The park is about half the size of Thame Barrier Park, its almost directly opposite Greenwich Yatch Club, but with no view of the Barrier or Dome the vistas are less dramatic than its neighbour. But its a nicely maintained example of example of the type of park that the Victorians created, and because there's little local housing, its usually very quiet..sometimes almost worryingly so !

8 September 2009 21:16  
Anonymous Capability Bowes said...

Hey Phant. I've really missed reading your postings while on holiday in Sunny Florida. Working my way back through them now and delighted to see this piece on the neglected Thames Barrier Park.

Yes, you're right, it was created out of a disused shipping dock and I'm sure you don't need to have it pointed out to you that the "up and down" hedges recreate choppy waves. Best seen viewed from the side rather than long-end on, where the wavy effect can't really be appredciated at its best.
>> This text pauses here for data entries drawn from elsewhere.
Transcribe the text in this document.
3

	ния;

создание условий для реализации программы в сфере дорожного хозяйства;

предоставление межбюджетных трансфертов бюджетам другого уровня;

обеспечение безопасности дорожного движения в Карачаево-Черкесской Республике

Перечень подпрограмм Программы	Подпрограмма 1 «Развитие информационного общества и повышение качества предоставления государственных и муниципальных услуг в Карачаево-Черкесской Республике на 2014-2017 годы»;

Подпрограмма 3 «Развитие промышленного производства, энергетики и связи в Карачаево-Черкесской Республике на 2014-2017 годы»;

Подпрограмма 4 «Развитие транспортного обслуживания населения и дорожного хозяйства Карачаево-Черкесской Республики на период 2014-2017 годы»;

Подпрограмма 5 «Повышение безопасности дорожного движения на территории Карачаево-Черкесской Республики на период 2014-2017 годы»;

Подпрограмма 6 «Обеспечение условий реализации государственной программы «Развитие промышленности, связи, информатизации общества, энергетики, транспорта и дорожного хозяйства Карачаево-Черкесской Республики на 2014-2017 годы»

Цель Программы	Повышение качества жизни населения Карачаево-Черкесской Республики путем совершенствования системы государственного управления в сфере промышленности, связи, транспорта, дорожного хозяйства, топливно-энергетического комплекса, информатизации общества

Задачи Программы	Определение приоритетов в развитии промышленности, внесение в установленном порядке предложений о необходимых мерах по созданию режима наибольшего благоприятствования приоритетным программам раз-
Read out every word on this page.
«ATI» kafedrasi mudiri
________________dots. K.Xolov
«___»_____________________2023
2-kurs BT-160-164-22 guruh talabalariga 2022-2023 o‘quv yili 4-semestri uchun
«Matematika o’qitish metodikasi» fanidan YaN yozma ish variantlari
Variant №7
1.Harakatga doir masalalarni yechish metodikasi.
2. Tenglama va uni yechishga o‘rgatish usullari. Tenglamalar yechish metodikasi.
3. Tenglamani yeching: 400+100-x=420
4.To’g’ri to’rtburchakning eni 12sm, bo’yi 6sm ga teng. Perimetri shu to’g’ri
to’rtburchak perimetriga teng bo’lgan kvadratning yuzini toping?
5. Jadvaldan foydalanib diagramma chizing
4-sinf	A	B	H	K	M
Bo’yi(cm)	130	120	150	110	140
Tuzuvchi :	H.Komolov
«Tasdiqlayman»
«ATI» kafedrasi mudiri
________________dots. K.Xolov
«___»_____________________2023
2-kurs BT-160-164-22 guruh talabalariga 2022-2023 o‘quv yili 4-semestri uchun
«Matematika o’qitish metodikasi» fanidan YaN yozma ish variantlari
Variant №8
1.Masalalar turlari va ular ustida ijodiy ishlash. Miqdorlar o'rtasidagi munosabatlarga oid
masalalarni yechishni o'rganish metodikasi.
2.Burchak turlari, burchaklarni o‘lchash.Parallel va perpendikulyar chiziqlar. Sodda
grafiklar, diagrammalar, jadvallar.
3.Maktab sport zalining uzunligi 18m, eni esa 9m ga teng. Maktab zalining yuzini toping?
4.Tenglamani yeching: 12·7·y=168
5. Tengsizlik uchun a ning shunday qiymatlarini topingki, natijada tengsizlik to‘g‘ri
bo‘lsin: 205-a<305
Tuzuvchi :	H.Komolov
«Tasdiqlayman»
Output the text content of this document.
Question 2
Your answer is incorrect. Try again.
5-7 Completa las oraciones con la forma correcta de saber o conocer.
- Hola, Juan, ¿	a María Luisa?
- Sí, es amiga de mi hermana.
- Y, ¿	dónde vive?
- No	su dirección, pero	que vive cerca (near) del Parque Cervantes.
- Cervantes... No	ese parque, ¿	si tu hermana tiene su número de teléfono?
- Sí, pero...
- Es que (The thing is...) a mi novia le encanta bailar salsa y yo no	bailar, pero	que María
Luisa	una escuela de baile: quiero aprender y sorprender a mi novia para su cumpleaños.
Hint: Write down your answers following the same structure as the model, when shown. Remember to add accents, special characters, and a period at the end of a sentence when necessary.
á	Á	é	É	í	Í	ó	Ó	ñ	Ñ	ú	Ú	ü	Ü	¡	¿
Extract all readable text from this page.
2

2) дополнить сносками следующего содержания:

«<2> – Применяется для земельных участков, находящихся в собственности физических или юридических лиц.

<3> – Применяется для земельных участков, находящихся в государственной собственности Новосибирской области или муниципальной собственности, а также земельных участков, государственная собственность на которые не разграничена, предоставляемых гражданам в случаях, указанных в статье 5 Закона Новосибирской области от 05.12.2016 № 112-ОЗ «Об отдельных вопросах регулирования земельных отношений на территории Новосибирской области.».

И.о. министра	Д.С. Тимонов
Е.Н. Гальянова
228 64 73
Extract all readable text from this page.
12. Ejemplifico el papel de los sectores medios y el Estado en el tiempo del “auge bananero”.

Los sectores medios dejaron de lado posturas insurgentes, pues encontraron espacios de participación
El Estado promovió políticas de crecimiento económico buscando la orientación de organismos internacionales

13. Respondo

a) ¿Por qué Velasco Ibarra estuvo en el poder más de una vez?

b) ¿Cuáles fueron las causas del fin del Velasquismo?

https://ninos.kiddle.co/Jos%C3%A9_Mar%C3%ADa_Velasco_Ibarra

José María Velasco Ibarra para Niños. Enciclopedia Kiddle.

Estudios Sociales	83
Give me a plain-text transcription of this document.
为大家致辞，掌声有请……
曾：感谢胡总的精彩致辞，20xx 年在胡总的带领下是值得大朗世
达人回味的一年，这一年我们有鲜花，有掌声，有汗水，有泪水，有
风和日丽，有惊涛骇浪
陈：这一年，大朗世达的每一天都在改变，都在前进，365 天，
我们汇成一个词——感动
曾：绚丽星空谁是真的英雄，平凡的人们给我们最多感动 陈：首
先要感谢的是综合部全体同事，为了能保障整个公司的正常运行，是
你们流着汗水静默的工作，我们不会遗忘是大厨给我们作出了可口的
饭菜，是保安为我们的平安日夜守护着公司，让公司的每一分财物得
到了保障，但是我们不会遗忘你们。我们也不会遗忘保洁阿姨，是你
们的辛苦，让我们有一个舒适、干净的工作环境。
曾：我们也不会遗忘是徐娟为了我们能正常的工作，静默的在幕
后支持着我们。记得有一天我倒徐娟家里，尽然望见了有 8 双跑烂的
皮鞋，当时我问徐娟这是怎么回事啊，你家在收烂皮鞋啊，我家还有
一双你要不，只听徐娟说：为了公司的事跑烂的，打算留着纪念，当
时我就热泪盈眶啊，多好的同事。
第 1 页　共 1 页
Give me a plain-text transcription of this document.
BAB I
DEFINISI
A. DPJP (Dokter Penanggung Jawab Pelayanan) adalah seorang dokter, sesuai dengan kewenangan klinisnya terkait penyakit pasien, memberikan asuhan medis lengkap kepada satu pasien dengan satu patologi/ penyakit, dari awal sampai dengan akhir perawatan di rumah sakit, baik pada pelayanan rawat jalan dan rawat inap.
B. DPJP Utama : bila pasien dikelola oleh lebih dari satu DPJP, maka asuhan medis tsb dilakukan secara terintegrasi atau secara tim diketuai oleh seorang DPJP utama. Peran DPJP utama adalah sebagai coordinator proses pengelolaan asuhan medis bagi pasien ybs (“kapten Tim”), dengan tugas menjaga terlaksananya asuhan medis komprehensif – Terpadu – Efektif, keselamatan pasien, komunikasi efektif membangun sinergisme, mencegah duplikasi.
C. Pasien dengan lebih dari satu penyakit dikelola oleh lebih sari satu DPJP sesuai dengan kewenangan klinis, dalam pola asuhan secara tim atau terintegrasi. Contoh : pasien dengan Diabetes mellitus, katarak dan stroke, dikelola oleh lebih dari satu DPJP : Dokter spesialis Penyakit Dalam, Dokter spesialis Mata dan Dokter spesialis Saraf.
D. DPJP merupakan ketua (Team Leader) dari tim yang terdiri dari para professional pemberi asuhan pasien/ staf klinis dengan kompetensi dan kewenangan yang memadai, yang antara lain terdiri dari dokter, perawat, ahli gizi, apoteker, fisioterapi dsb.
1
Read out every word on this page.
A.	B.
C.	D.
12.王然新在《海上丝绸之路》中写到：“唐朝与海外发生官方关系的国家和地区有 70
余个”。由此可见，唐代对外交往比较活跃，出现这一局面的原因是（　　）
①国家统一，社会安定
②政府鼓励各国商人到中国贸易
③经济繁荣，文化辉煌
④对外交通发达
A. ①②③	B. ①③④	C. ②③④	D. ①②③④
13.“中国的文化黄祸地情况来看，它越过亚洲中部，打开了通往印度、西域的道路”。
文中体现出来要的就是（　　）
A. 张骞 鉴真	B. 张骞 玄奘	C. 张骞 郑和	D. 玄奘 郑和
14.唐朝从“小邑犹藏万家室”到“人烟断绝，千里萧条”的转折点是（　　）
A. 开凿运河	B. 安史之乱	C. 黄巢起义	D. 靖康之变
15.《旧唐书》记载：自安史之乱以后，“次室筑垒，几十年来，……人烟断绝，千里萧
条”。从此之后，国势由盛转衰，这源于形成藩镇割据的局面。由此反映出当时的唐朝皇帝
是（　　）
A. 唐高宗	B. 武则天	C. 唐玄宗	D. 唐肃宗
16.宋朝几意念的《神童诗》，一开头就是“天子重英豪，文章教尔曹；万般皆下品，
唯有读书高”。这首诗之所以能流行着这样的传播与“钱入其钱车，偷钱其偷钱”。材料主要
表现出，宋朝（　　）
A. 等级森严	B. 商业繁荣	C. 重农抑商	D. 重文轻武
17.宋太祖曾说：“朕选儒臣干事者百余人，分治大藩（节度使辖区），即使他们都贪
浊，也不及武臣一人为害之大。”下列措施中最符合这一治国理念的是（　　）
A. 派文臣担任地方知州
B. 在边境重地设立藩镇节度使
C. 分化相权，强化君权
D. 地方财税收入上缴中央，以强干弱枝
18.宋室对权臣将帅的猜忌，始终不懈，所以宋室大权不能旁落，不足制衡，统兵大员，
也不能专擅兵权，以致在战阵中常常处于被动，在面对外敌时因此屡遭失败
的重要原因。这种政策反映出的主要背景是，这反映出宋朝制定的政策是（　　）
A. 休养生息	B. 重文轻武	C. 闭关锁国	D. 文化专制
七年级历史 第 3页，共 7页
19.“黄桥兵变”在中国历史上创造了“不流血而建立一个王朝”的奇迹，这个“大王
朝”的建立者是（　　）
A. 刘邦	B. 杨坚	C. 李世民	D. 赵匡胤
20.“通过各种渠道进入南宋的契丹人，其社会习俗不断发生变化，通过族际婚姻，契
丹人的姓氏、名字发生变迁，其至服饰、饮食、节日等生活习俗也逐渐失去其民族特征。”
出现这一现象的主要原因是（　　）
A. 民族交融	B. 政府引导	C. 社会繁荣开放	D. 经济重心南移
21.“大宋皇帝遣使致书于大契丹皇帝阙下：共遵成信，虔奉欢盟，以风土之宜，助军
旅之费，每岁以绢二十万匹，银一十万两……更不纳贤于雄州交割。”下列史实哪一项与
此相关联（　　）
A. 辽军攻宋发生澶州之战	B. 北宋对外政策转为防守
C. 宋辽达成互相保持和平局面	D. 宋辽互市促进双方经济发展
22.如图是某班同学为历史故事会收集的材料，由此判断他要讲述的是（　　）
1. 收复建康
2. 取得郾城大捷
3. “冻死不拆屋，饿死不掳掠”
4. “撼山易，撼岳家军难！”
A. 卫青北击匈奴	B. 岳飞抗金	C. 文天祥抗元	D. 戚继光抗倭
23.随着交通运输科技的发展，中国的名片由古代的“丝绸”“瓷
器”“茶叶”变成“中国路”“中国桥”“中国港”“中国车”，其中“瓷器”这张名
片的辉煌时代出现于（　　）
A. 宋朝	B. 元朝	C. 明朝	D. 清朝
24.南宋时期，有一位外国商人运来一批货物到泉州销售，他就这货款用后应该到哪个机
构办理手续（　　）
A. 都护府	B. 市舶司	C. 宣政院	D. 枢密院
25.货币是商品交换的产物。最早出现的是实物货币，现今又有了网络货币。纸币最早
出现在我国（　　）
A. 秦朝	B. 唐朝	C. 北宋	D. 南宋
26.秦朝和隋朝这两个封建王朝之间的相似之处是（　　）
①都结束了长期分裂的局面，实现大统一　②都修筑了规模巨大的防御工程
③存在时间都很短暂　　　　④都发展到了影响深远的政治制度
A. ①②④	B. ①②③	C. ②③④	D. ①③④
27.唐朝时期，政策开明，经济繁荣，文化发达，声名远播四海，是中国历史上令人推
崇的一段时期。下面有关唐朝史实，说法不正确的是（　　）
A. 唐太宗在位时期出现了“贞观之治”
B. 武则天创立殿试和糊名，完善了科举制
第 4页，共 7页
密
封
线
Vertical planting: the side of the building is hung with a large metal grid, over which is tacked a special fibrous membrane about 1" thick which looks a bit like loft lagging. This is highly water-permeable to retain water, and may be backed up by pierced water cables running through it vertically so that water and nutrients can be "watered in from below". Grass and other plants are specially grown in large "turves" which are then fixed with horizontal pins which go through the matted root base and then the membrane; they have a little pop-out "anchor" at the other end which splay out (rather like those things you use to hang hooks on hollow doors with). The roots then grow into the membrane to secure the turves more fully. The force of gravity then pulls the roots downward in the normal way, so what you essentially have, Marmoset, is plants growing at right angles to their root systems - just how they would grow on a rock face, brick wall etc.